I thought it would be a doddle but it hasn’t.Museum lead, Year 1.
However, by the end of the programme most museums better understood the time and effort it took to be truly inclusive, and it presented a reality check for funders and investors to realise that just opening your doors isn’t enough. Many Citizen Curators struggled to decide what to do and some structure such as a pre-existing project or theme was found useful. Others struggled with accessing basic information from collections databases and organising a suitable time to work at the museum. It exposed museum systems as sometimes being too linear and too reliant on facilitation by just one person, who had many other priorities. In spite of these limitations new interpretation on old collections by Citizen Curators was produced throughout the programme and happened in all sorts of creative ways.
It is fair to say none of the museums considered their participation in Citizen Curators to be a top organisational priority. If their groups were helping them achieve other goals, particularly those connected to funded projects, this presented good opportunities for participants and museums alike; but the idea of including the participants in key museum-wide decision-making – what we may recognise as genuine cultural democracy – was the least embedded aspect of the whole programme. This point also speaks to how and where the Citizen Curators sat in their organisations, were they an audience or an integral part of the museum like other regular volunteers?

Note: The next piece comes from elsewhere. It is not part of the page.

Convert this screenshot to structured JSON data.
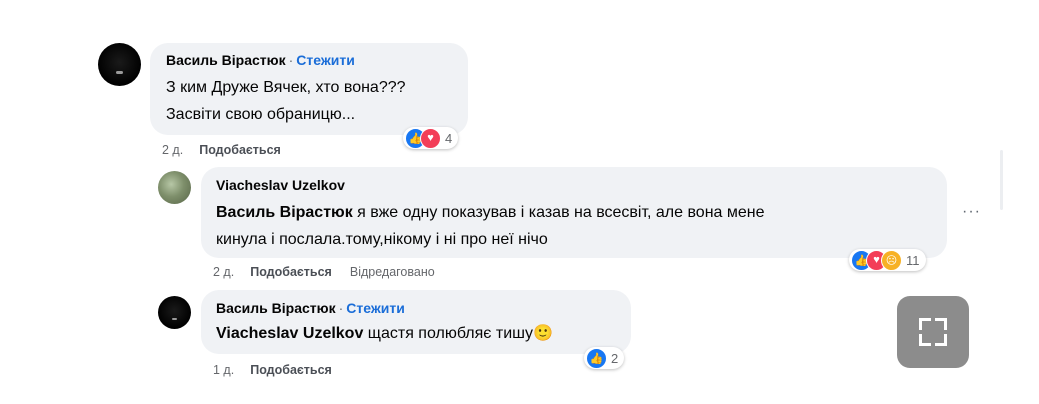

Where Citizen Curators were permitted some primary decision-making, the reportage in evaluation was markedly different and it really left a lasting positive memory with those individuals and groups. From anecdotal observations, informal feedback throughout the programme, and conversations with museum leads and directors I can say that the reason for this wasn’t a deliberate case of exclusion, but more a casualty of how smaller museums are expected to function, constantly delivering and never having enough time to stop and properly re-strategise, let alone think about how to make decisions differently. The backdrop to this experiment in cultural democracy should have been more fully considered when the programme was originally designed.
“I really am so grateful for the Citizen Curators programme and always attribute where I am today to it!”Siân Esther Powell, Exhibition and Engagement Officer, Wheal Martyn who was part of the Citizen Curators Pilot 2017-18.
The impact on individual participants, however, tells a slightly different story particularly in relation to our other goal of providing an alternative pathway into museum work. 89% cited Citizen Curators in museum job applications, while 78% cited the programme in other job applications. The programme resulted in 20% of participants going into museum jobs or traineeships, nearly 20% into other jobs, and 23% onto further study. 23% remained regularly volunteering at their museum.